Huntsman Jr. believes that a generational overhaul is in order. Unafraid by the bold move he made comparing the GOP to the UK conservatives, the “Tories”,  he qualified them as an “angry bunch of narrow-minded people”. It does ring a bell. There shall be no more talk of aggression and retaliation, of conspiracy and lack of compromise. For Huntsman, the divide in the GOP is not due to a fundamental crisis in ideology, it’s not the moral downfall of November, it’s not due to the GOP’s expenses during the campaign; this shipwreck is not imputable to Bush’s mistakes either. It’s a question of renewal and of transmittable knowledge. “[The Tories] started branching out through, maybe, taking a second look at the issues of the day, much like we’re going to have to do for the Republican Party, to reconnect with the youth, to reconnect with people of color, to reconnect with different geographies that we have lost.” It may hit a severely sore spot, but there is no denying that John McCain failed to approach and connect with the young graduates, the young professionals, a generation with a distant memory of Bill Clinton yet still bruised by eight years under Walker Bush. Appealing to the paragons of virtue and morals that war veterans and so-called “Joe-the-Plumbers” represented for America, the GOP blatantly ignored and scorned the population which represents the biggest demographic yet: that of change, people facing decision-making on a daily basis, at the crossroads of their lives, in need of a practical and non-judgemental guidance. People that have been hurt or misrepresented in the past, people that would need more leeway, who refuse to be addressed in a condescending manner. People who have been patronized and refused entry to their professional and personal dreams. This is the button Barack Obama pressed constantly during the campaign, that sealed his victory. If Joe Biden can bridge that generational gap, sure Buttars can.

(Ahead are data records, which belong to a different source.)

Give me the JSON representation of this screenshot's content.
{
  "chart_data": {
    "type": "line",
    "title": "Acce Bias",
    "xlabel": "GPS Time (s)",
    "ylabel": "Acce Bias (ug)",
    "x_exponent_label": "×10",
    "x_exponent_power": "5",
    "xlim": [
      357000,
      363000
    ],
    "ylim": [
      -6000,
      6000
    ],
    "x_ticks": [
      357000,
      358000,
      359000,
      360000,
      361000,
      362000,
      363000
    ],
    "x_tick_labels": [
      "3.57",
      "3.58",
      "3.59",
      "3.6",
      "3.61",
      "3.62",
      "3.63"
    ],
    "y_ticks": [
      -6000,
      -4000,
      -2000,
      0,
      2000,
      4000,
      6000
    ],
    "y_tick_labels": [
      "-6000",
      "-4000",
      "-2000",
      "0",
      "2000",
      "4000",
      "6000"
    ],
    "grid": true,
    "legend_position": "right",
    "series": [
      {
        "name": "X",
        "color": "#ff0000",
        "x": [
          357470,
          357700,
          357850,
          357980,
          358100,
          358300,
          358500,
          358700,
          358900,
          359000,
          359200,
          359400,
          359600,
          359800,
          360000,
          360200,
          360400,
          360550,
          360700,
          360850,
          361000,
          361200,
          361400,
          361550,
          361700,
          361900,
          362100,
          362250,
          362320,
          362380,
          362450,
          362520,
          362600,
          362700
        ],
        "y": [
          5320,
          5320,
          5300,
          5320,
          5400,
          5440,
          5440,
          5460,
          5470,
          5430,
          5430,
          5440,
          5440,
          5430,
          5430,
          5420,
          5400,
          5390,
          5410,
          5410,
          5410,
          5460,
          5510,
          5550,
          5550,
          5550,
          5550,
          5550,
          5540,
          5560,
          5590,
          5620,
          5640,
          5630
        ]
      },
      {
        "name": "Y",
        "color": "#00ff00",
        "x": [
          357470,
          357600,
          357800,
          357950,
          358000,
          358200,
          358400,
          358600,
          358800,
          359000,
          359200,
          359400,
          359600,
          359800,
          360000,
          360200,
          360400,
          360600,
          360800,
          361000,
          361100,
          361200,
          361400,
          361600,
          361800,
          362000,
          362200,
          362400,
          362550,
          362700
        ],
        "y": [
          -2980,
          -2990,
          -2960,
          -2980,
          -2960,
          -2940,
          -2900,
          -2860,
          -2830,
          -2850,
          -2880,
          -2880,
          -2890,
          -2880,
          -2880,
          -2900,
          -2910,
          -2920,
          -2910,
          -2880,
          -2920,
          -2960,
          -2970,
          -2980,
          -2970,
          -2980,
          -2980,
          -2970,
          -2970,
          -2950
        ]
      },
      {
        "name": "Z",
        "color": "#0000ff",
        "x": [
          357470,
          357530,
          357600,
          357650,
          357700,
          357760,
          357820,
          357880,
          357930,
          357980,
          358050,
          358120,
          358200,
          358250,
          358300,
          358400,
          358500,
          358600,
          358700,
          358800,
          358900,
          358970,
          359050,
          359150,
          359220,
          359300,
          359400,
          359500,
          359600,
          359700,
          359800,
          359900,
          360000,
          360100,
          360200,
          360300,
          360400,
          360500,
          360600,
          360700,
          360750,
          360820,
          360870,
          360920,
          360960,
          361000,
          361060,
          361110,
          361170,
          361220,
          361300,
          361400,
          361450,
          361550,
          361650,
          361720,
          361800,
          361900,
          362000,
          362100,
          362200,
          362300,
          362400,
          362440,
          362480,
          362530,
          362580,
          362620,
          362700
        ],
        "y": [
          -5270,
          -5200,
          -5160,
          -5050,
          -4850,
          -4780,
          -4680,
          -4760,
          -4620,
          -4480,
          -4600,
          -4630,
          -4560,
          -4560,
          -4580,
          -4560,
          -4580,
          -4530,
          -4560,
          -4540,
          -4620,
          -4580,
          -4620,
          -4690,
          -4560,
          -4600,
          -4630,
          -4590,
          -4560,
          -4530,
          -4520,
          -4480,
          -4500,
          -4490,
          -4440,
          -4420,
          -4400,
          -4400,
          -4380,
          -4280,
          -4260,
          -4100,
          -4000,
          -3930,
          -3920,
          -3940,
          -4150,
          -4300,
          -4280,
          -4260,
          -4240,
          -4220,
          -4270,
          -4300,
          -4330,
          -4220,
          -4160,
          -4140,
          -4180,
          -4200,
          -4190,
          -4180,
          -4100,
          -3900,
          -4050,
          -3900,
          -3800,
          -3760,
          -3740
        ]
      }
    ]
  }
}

Only the future will tell whether Huntsman could lead the way towards a Republican Party willing to drop the Great Old Party banner and reform its non-sequitur ways. Buttars’ discourse, complete with factual innacuracy and flawed logic, could never appeal to a broader audience in 2009. It may have saved California, Florida and Arizona from the wrath of the Mormon God, but even this is not enough to answer the real, and realistic, issues faced by the American people today. It may not have been the case in the past, but this just came in – young people do exercize their right to vote. They do so eagerly, with the promise of being heard and taken into consideration. Young people do try to insert themselves into adulthood and face their responsabilities, the consequences of their actions, and the respect they owe to their elders. Ideals and ideologies are contagious and can spread like wildfire. This is especially true of liberty. Let’s hope that Huntsman has a plan and the necessary followers to carry his vision a little further and restore a sensible quality of discourse to the Republican Party so we can finally engage into a real and consequential debate.